Issue 061

April 2010


The main event is no longer sacred. After years of reverential treatment, a worrying epidemic has spread across mixed martial arts, and it threatens to break the majestic aura that surrounds a headline bout. Its name is the ‘co-main event’.  

The final fight on a card should be something that’s exhilarating to even think about. It’s akin to a film’s last car chase; the boss at the end of a video game. It’s a fight of greater importance than any other booked that night. It’s the cornerstone of the fight industry and should be preserved at all costs. 

Recently, prominent events have seen great undercard matches slapped with the unnecessary haphazard titling of ‘co-main event’. Josh Koscheck’s fight with Anthony Johnson from UFC 106 had that treatment, while UFC 103 had Cro Cop vs Dos Santos. UFC 107 was topped by the fantastic lightweight title fight between BJ Penn and Diego Sanchez, but with a co-main event of the comparatively weaker Frank Mir vs Cheick Kongo. While the latter was a very interesting fight indeed, to deem it a co-main event is ridiculous. 

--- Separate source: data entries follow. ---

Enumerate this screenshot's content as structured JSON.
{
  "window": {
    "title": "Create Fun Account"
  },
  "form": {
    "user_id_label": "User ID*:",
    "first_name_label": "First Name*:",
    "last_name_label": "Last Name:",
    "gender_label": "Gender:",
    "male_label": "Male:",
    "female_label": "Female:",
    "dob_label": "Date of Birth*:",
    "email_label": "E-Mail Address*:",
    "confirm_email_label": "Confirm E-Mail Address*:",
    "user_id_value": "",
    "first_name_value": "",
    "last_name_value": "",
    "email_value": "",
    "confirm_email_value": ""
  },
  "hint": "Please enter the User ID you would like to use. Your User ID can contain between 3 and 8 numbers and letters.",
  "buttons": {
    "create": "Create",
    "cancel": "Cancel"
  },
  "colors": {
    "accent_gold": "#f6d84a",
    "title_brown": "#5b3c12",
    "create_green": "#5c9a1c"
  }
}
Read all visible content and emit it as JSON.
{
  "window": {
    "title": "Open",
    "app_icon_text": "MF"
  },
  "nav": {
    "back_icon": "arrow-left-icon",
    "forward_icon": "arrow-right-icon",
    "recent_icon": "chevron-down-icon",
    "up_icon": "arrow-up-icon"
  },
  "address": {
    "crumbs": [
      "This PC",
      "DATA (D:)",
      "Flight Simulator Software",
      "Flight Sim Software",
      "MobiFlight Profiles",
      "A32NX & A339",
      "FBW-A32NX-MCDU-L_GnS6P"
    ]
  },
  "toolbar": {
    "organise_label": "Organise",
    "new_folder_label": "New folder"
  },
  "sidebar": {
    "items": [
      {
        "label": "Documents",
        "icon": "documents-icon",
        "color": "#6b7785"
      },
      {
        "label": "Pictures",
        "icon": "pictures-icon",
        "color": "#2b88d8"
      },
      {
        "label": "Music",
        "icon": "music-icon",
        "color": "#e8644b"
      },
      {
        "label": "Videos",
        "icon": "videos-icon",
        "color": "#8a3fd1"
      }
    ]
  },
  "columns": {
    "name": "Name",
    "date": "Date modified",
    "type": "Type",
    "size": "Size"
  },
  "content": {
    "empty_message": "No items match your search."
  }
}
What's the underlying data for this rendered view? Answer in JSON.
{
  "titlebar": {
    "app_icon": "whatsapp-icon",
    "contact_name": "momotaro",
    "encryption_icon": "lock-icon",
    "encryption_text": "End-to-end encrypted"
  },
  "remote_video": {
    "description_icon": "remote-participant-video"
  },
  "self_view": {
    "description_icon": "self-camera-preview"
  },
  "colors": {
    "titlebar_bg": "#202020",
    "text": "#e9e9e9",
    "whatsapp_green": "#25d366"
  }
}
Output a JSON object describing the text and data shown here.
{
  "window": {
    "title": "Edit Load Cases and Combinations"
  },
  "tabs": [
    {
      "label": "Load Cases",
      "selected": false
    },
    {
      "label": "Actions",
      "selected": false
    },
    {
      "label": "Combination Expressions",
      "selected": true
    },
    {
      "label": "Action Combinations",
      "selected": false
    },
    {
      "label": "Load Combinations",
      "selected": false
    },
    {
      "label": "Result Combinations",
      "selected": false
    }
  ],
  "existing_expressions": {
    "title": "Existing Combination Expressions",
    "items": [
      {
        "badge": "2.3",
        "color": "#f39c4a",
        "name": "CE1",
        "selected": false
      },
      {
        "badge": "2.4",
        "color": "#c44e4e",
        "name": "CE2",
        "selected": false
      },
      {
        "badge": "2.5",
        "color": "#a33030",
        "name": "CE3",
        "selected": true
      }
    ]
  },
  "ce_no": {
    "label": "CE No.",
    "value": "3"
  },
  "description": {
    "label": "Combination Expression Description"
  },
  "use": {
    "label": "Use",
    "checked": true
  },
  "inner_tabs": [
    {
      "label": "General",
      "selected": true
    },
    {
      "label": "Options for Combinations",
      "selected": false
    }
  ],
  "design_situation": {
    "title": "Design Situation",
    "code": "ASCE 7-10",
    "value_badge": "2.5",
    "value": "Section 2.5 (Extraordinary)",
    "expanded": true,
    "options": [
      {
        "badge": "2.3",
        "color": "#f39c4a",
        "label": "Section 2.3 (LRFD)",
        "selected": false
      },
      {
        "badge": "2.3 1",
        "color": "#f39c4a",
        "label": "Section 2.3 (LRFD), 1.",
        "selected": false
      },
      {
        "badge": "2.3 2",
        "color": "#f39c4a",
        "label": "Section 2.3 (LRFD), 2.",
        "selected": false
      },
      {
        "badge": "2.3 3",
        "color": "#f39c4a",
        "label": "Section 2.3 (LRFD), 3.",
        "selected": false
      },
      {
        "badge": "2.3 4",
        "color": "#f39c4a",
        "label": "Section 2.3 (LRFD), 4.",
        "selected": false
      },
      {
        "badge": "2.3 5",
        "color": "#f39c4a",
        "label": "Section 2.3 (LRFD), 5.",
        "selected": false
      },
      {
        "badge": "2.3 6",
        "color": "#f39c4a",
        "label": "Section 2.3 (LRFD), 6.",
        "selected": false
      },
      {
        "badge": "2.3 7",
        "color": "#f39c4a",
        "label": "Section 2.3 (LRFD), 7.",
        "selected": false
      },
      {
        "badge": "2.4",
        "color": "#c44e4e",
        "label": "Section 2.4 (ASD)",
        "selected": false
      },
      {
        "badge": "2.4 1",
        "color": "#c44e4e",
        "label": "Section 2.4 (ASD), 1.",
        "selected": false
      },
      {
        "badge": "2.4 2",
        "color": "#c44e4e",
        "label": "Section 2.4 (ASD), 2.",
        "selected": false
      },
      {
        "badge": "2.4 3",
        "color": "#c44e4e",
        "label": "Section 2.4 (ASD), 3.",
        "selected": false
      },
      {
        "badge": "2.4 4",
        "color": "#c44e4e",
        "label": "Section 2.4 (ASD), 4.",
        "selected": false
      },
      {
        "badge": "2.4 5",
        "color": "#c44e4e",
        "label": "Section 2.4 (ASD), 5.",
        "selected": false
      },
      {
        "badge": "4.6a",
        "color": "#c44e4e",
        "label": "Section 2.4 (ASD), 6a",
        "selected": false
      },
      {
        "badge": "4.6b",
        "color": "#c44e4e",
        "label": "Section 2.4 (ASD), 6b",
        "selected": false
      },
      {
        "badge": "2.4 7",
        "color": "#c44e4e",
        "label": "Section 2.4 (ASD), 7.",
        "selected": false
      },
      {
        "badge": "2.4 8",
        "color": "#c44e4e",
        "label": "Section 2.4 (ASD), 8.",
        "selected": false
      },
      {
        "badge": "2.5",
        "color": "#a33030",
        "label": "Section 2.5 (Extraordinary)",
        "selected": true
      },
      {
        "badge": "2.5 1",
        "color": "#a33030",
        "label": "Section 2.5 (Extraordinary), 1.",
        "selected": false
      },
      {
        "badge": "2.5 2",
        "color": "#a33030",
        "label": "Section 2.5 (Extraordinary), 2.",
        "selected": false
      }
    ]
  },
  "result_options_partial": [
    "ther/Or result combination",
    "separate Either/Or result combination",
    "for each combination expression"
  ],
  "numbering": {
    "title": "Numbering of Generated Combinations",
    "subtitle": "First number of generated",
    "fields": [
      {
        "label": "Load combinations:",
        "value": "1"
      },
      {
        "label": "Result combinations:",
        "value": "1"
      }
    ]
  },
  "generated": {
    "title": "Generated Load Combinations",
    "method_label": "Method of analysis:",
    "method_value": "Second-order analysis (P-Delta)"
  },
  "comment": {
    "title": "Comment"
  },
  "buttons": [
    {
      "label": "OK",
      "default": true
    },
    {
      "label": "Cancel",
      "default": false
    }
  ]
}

In music, two bands might co-headline a tour only if they are of equal stature or draw-power. In theory, either band could end the evening without upsetting the balance or fans. This couldn’t be applied to the events mentioned earlier. If a fight is a co-main event it should be as important and exciting as the main event. 

While in essence this application of appendages doesn’t affect the quality of the fights themselves, it’s the principle of the matter. Why would a promoter, such as the UFC, choose to intentionally misrepresent the significance of a bout? Purely for promotional purposes. Although you can’t blame a company for trying to generate interest in a fight by giving it a flash billing, many fans find the activity almost offensive. A fight like Mir-Kongo is simply not of the same distinction as Penn-Sanchez, and it’s obvious to even an outside observer.  

Although it might not have the same effect to refrain from using the co-main event status, where’s the harm in simply leaving a fight on the undercard? In a time where fans are growing detrimentally fickle when it comes to fight cards that don’t feature overwhelmingly important main events or title fights, is this distortion a smart tactic? It seems foolish to goad the wallets of overly vocal die-hard fans.  

There are obvious exceptions. UFC 100 featured two bouts that shared the main event, and rightly so. St Pierre-Alves and Mir-Lesnar were to a certain extent interchangeable, and either could have headlined cards separately. UFC 111, headlined by St Pierre-Hardy with Mir-Carwin as a co-main event, is another example in that both fights are of near equal importance. These are co-main events that have the tag for the right reason: relevance.

The legacy of the main event is also frequently defiled via another method. Strikeforce is one of the worst offenders for shuffling fight cards in such a way that it diminishes the importance of its own title belts, and breaks fans’ unwritten requirements for a headline fight. Inside three of five events, the Californian company have placed a fight contesting one of their own belts below a main event that had no Strikeforce title attached. Yes, booking the fighter or fighters that are the biggest draw in the main event is basic matchmaking, but placing a title fight underneath a three-round headline completely diminishes the relevance and importance of that belt in the eyes of fans, and confuses the relevance of that main event.  

Having fans respect champions is one of the greatest necessities for any promoter, more so a company that is looking to grow its stock by establishing respect for their fighters. If there’s a title being contested it should be the marquee matchup. If people care less about Gilbert Melendez’ fight for the lightweight title against Josh Thompson than seeing Cung Le demonstrate his sanshou, the promoter may have misjudged where the weight of the marketing priorities should lie. How can a main event hold mystique year after year when it is diluted with theatrical bad-blood bouts or over-hyped squash matches?  

A fight card that delivers unexpected quality is fantastic. Such is the volatile nature of mixed martial arts, any fight can become a classic whatever it’s billed as. Though that’s proven, it’s not the booking of these specific matchups with their unrealized potential that is the issue; it’s the unworthy tag of ‘co main event’ attached to them. Exaggerating an interesting fight between borderline contenders into a co-main event translates as patronizing and insults the intelligence of a fan base. The rich heritage of true main events shouldn’t be watered down like that.